One such rescue activity saw Magdalena save the life of a six-year-old Jewish boy called Adas, who had been severely injured by local thugs. Magdalena took the boy for medical care at the hospital, and then moved him to a hiding place in a monastery. She also saved the life of five-year-old Wlodzio Berg. In spring 1943 his parents managed to smuggle him out of the ghetto and bring him to an elderly couple. Someone denounced the family, and a new place had to be found for the child. Magdalena brought him to a safe place. She brought him food every day, as well as colors with which to draw pictures. Eventually he was brought to a convent in Otwock. Wlodzio Berg, now called William Donat, survived the Holocaust and requested that Yad Vashem recognize his rescuer as Righteous Among the Nations.

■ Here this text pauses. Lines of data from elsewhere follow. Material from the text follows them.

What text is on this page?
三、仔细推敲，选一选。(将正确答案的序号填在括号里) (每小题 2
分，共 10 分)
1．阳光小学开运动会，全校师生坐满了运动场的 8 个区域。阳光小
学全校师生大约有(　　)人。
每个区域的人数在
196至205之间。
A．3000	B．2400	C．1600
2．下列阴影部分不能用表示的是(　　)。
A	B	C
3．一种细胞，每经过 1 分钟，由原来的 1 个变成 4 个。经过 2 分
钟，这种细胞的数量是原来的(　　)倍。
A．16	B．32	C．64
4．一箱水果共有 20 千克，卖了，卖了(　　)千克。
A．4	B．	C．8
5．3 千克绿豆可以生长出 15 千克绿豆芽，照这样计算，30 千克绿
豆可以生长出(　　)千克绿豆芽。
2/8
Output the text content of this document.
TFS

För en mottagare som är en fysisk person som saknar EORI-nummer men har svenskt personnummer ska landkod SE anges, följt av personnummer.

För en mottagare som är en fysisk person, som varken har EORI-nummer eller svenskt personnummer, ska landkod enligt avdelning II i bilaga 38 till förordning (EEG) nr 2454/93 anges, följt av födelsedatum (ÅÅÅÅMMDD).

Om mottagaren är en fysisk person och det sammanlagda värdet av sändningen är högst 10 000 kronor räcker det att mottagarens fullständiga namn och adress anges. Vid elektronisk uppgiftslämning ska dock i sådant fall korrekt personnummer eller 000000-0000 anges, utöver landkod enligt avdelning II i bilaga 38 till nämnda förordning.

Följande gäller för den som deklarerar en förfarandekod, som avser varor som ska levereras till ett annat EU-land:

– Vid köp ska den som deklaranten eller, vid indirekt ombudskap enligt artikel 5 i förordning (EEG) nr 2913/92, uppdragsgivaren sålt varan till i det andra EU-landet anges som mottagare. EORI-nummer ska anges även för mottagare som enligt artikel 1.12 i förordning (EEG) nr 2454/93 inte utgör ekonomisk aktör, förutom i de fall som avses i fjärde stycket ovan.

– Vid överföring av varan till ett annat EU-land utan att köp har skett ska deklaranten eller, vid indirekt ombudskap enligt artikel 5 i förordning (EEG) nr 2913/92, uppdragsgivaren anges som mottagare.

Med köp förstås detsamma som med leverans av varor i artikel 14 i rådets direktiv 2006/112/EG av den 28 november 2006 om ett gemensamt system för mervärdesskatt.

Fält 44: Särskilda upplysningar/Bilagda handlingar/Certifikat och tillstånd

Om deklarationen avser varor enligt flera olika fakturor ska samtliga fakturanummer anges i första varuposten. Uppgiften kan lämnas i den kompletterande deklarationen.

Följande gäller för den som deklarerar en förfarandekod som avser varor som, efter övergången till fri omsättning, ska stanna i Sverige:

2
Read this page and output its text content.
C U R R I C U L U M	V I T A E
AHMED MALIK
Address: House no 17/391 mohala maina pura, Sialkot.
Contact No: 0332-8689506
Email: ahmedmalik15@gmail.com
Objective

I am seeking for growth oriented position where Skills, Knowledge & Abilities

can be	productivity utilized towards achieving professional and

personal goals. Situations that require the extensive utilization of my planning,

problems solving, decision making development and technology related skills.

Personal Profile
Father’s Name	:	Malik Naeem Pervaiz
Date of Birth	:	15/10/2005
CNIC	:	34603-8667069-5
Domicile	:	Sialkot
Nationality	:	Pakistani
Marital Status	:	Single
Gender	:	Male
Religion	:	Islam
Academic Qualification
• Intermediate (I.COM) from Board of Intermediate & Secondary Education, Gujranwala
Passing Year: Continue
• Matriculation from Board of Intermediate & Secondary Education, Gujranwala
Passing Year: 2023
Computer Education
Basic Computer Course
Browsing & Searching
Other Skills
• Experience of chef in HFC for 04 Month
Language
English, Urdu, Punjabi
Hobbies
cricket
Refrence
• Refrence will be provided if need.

Alexander Donat, Wlodzio-Wlodek-William’s father, described the family’s fate in a book - The Holocaust Kingdom. He tells his readers how they prepared their son for life on the Aryan side:
“We had two weeks to prepare the child psychologically and materially. New shoes were necessary. Lena had, in the interim, been teaching Wlodek the Catholic prayers. ‘Now remember’, she told him, ‘ you have never lived in the Ghetto and you must never use the word Ghetto. You’re not a Jew. ….We were bitterly aware of the tragic spectacle of a mother teaching her only child to disavow his parents, his people, his former life…We also had only two weeks to engrave on our hearts and minds the image of our only child. We tried not to let Wlodek feel the pain the impending separation was causing us….”
Wlodzio remembers the weeks he stayed alone in the hiding place. His rescuer told him to stay in his room, not to make noises and not to go near the window. She would leave him bread and jam, colors and paper boats to keep him busy. In order to ease the loneliness and the terrible fear the child must have felt all alone while the ghetto was going up in flames, she told him that there were good spirits watching over him. Within the terror that surrounded him, Magdalena was the reliable support he had. This notion was expressed in the account he gave after the war: “Magda took care of everything”.